Methodologies and instructional strategies used in the program: Content-based language instruction through two-way immersion strategies. These strategies heavily focus on cooperative learning, active discovery learning, and a strict separation of languages (by instructors primarily). Students use Spanish and English regularly to help each other and express their new learning.


Other materials used for instruction: Saxon Math textbook series. Selections from district Science and Social Studies texts in Spanish are integrated according to themes chosen for each grade level. Other materials include leveled Guided Reading books in Spanish, Reading A-Z.com books which are online resources for printing out take-home books in Spanish.


Assessments used to evaluate students’ progress: Weekly quizzes, chapter tests, state testing, standardized test (MIDE Spanish reading benchmark assessments, NOELLA online assessments grades 3-5), student self-assessment instruments, teacher's observations, performance-based tasks or assessment, and others. Report card checklists of standards are being developed for kindergarten – Grade 5.

What the program has in place

Financial support the program receives: US government and local/state government

Other support the program receives: Foreign Language Assistance Program (FLAP) and Transitional Bilingual Education (TBE)

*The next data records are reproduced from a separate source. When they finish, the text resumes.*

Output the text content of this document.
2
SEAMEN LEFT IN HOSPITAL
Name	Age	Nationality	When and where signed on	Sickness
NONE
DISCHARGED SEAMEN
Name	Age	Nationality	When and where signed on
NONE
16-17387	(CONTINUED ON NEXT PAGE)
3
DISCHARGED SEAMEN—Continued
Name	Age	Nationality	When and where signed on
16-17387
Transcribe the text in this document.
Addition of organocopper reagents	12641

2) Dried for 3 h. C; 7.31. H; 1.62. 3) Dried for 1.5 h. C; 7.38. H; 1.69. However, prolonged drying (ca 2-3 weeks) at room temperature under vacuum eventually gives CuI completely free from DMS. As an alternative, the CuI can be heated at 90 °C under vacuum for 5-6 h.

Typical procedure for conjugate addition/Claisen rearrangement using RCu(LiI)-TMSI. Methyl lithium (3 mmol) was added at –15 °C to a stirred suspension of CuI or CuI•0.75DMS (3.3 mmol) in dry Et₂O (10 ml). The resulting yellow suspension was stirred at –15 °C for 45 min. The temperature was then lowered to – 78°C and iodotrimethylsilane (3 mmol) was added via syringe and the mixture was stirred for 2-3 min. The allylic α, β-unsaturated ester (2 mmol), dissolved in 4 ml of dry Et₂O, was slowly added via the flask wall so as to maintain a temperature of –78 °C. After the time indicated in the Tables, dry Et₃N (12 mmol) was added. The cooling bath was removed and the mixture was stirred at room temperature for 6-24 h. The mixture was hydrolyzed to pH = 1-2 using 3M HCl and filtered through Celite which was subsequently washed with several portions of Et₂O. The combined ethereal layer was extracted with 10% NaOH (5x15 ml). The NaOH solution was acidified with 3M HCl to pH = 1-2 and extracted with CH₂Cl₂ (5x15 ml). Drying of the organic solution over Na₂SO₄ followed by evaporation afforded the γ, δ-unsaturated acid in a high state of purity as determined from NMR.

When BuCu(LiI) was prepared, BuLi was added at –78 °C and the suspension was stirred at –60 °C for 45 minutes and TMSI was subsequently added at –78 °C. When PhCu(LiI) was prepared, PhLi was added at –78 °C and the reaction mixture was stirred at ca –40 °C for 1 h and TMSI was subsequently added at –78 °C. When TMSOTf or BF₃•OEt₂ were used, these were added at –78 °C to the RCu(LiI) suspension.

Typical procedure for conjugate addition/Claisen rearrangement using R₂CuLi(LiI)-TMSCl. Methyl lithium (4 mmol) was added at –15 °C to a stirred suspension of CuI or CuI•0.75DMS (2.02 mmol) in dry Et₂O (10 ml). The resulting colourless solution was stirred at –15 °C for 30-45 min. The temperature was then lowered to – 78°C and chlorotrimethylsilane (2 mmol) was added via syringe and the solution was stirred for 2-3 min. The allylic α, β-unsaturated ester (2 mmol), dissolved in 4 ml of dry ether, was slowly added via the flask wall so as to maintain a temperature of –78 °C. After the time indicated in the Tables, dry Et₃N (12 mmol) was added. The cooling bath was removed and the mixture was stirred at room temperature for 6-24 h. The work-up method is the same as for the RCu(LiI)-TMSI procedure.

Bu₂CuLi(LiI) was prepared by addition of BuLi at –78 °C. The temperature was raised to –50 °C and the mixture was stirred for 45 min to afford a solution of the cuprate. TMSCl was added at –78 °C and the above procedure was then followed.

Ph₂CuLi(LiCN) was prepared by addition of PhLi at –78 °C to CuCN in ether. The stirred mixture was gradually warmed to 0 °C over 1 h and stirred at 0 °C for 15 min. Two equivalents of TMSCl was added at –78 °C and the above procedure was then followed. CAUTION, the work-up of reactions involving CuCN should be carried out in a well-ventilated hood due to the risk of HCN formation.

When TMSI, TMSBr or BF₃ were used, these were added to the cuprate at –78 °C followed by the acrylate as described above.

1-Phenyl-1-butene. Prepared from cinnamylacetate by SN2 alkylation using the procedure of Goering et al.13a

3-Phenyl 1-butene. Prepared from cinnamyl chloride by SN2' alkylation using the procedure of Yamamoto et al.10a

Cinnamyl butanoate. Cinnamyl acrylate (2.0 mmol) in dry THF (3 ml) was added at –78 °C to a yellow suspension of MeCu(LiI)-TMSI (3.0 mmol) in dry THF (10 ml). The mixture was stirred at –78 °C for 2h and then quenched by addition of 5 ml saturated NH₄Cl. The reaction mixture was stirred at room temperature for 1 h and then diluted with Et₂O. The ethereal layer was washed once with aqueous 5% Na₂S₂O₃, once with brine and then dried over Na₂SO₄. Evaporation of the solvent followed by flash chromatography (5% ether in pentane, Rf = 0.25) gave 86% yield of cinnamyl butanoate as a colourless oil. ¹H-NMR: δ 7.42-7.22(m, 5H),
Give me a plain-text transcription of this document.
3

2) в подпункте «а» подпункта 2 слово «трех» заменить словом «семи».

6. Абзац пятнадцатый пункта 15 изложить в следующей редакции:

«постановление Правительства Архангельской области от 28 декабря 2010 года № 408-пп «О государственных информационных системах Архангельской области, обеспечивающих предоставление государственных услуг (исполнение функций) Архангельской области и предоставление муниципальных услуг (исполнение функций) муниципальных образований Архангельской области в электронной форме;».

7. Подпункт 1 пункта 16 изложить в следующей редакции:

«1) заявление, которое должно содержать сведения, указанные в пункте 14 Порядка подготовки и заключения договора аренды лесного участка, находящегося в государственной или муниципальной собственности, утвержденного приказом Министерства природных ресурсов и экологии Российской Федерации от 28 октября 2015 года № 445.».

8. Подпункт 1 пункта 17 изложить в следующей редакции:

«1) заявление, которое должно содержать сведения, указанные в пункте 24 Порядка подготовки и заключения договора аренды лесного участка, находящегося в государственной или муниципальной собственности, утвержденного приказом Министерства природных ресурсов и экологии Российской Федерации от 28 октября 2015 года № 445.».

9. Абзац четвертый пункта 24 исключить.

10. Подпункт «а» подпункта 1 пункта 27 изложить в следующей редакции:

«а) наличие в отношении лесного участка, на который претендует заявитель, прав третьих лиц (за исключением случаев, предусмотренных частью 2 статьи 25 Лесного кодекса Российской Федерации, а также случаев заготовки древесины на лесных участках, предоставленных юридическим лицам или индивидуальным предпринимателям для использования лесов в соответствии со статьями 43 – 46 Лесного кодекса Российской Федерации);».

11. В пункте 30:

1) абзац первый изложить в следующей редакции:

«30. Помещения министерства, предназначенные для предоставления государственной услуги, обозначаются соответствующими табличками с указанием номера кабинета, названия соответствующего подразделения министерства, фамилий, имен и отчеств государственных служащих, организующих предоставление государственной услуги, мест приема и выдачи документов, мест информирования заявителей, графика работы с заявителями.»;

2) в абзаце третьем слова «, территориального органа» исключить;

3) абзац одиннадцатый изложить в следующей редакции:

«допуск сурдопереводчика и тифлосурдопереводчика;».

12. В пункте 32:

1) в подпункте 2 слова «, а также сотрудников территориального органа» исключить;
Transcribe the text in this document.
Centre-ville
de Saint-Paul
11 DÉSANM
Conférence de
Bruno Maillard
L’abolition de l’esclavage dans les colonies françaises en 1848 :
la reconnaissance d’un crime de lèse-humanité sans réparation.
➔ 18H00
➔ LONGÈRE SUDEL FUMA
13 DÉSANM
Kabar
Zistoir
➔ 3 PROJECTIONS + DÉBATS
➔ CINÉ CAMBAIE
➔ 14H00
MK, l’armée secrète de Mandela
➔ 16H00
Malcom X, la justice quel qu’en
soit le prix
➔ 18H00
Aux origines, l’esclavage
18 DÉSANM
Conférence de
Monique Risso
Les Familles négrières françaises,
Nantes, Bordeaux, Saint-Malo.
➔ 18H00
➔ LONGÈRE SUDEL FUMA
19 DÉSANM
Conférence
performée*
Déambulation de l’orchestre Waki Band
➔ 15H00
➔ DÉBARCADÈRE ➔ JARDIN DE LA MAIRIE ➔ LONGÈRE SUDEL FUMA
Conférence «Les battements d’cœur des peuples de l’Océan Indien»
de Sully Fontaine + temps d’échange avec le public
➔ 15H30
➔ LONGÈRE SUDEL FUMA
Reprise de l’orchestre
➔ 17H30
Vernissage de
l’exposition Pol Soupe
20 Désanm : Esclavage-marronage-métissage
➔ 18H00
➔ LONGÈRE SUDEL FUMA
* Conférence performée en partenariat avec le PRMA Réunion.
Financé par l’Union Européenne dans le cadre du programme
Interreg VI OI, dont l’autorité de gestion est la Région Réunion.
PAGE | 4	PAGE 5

Assistance or funding the program would like to receive: We would like to see "Foreign Language" and "Bilingual" researchers join forces and especially begin to develop a common language and vision for promoting multi-lingual and multi-cultural education. We would like to see terms like "American" instead of "Foreign" languages become more widely used - as well as “Heritage” instead of “Native” language speakers. Furthermore we would like to see an integration of the Foreign Language Standards with the TESOL standards.

How students graduate and/or how they receive credit: Students are promoted to the next grade based on achievement of grade-level standards.

Special challenges

Challenges the program has experienced: The "English-only" movement is an outspoken minority that clouds and challenges our efforts. The racial tensions between the English speaking community and Spanish-speaking immigrants are also sometimes a problem. Convincing some heritage families that their children will learn English just as well as they would in English-only programs and convincing many of our families (77% low income) that children can easily learn in two languages is sometimes difficult to do. We need to let all parents know that knowing two languages is a very valuable skill.

Additional comments: I’d like to share with others who are interested in learning more about our program, and people disillusioned by "remedial" bilingual programs that heritage and two-way immersion programs are a wonderful "enrichment" opportunity.